Thank you to the authors for taking the time to respond to my comments. Overall, I am happy to increase my score towards positive now. I have few followup comments if the authors would kindly consider.

Re: “SGPO provides a coherent perspective that connects these different lines of work.” I think this is a strong point of the paper and a valuable contribution to the community.
Thanks for adding the new baseline of Torres et al [1]. This is a stronger baseline and great to see the results still hold up well.
Re: “we agree that SGPO is closely related to prior work combining BO with deep generative models that you have suggested, and we will revise the manuscript to clarify these connections.”, I request the authors to spend more time and dig a bit deeper on this discussion since it will significantly strengthen the paper. I believe the current response that “SGPO offers greater flexibility” might not be good enough. Take NOS [Gruver et al] for example, which uses a diffusion model but still works in the latent space (hidden embeddings of the diffusion model). Even for complex domains like video generation, latent diffusion models seem to be more effective in performance (see Generative modelling in latent space by Sander Dielman). Explicit latent space is actually quite nice since it gives us a well specified space to perform any form of acquisition or scoring optimization. I acknowledge that there are hyperparameters that need to be chosen like the boundary of the latent dimensions but that is true for steering style methods too.
Thanks for adding the new benchmark function as well. I was surprised to see no discussion of protein design benchmarks like proteingym. I am not asking for new results but just curious if there is no standardized benchmark yet in protein sequence design? That seems odd given how active this area is, but maybe I'm missing something.

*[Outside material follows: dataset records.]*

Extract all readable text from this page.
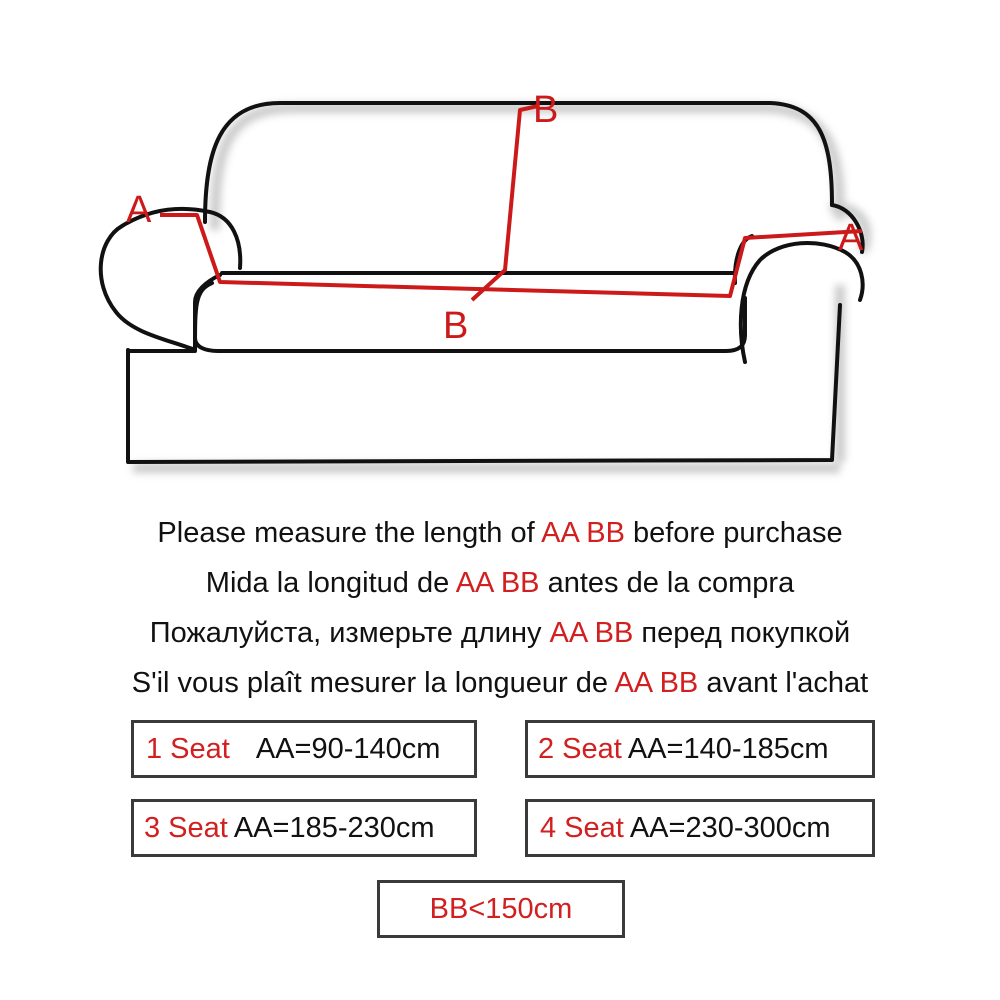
A
A
B
B
Please measure the length of AA BB before purchase
Mida la longitud de AA BB antes de la compra
Пожалуйста, измерьте длину AA BB перед покупкой
S'il vous plaît mesurer la longueur de AA BB avant l'achat
1 Seat AA=90-140cm	2 Seat AA=140-185cm
3 Seat AA=185-230cm	4 Seat AA=230-300cm
BB<150cm
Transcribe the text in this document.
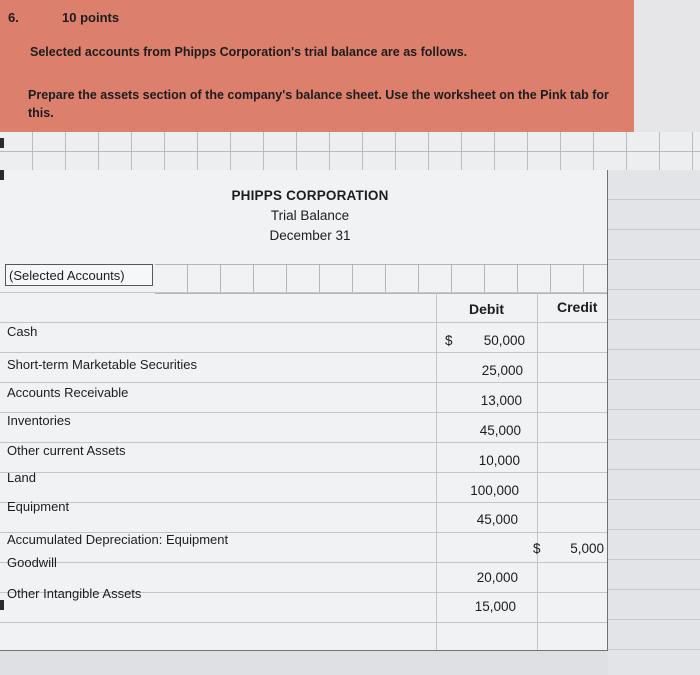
6.	10 points
Selected accounts from Phipps Corporation's trial balance are as follows.
Prepare the assets section of the company's balance sheet. Use the worksheet on the Pink tab for this.
PHIPPS CORPORATION
Trial Balance
December 31
(Selected Accounts)
Debit	Credit
$
$
Cash
Short-term Marketable Securities
Accounts Receivable
Inventories
Other current Assets
Land
Equipment
Accumulated Depreciation: Equipment
Goodwill
Other Intangible Assets
50,000
25,000
13,000
45,000
10,000
100,000
45,000
20,000
15,000
5,000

[1] Notin, Pascal, et al. "Proteingym: Large-scale benchmarks for protein fitness prediction and design." Advances in Neural Information Processing Systems 36 (2023): 64331-64379.

2025-08-04

First, we thank the reviewer again for their thoughtful feedback and for increasing their score. We address the follow-up comments below.

“I think this is a strong point of the paper and a valuable contribution to the community.”

Our response: Thank you for this generous comment. We are glad you found the unifying perspective of SGPO to be a valuable contribution. We will emphasize this aspect more clearly in the revision and further elaborate on its conceptual connections to prior work.

“Thanks for adding the new baseline of Torres et al [1]. This is a stronger baseline and great to see the results still hold up well.”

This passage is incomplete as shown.